Should Victim Impact Videos Be Allowed?
The Supreme Court declined to accept two death penalty cases in which the juries were shown victim impact videos before sentencing. Under old guidance, the Court allows evidence which provides the jury with “a quick glimpse of the life” of the victim and demonstrates “the loss to the victim’s family and to society.” However, such evidence cannot be prejudicial under the Fourteenth Amendment.
The victim impact videos in these cases were emotional photo montages, one of them set to Enya. The Cal Supreme Court held that they were not unduly emotional and did not call for vengeance and were thus permissible under the Fourteenth Amendment.
Justice Stevens used the denial as an opportunity to recycle his opposition to the death penalty (PDF).

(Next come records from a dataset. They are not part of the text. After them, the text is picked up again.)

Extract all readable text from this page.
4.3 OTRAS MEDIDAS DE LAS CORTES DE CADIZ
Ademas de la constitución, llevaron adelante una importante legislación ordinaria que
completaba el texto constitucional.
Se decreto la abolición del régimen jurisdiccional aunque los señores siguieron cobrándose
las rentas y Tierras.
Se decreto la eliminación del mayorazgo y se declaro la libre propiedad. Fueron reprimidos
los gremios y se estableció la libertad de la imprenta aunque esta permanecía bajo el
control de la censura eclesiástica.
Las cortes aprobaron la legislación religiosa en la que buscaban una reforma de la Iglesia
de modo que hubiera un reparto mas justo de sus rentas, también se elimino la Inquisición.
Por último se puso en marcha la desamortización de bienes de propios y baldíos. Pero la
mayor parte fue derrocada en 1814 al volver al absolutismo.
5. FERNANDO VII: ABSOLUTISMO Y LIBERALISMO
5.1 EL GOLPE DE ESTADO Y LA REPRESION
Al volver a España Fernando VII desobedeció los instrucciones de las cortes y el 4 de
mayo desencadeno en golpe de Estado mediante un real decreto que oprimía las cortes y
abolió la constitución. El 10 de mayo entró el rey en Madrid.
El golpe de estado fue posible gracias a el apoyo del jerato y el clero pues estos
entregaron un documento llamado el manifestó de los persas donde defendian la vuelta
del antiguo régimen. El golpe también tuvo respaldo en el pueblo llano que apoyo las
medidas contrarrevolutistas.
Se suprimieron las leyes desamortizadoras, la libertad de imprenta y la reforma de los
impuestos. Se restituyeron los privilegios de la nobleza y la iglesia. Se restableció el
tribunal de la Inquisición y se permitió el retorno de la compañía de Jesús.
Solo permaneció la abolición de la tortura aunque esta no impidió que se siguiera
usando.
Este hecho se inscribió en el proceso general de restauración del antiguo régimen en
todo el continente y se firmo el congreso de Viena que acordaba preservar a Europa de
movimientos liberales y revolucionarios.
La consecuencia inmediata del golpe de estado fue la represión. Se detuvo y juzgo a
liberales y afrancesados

However, Justice Breyer’s dissent from the denial (PDF) presents a more interesting question. Breyer writes:
This Court has made clear that “any decision to impose the death sentence” must “be, and appear to be, based on reason rather than caprice or emotion.” A review of the film itself, http://www.supremecourtus.gov/opinions/video/kelly_v_california.html, along with the sources to which JUSTICE STEVENS refers, makes clear that the due process problem of disproportionately powerful emotion is a serious one.
You can download the video from the Court’s website at the link provided by Justice Breyer’s clerks above or view it on YouTube here (part 1) and here (part 2). It’s twenty minutes long, but a brief glimpse will give you the gist.
So here are my questions:
Should the decision to impose the death penalty be based on reason rather than emotion?
If yes, do victim impact statements aid that purpose?
And in this particular case, did the video aid that purpose?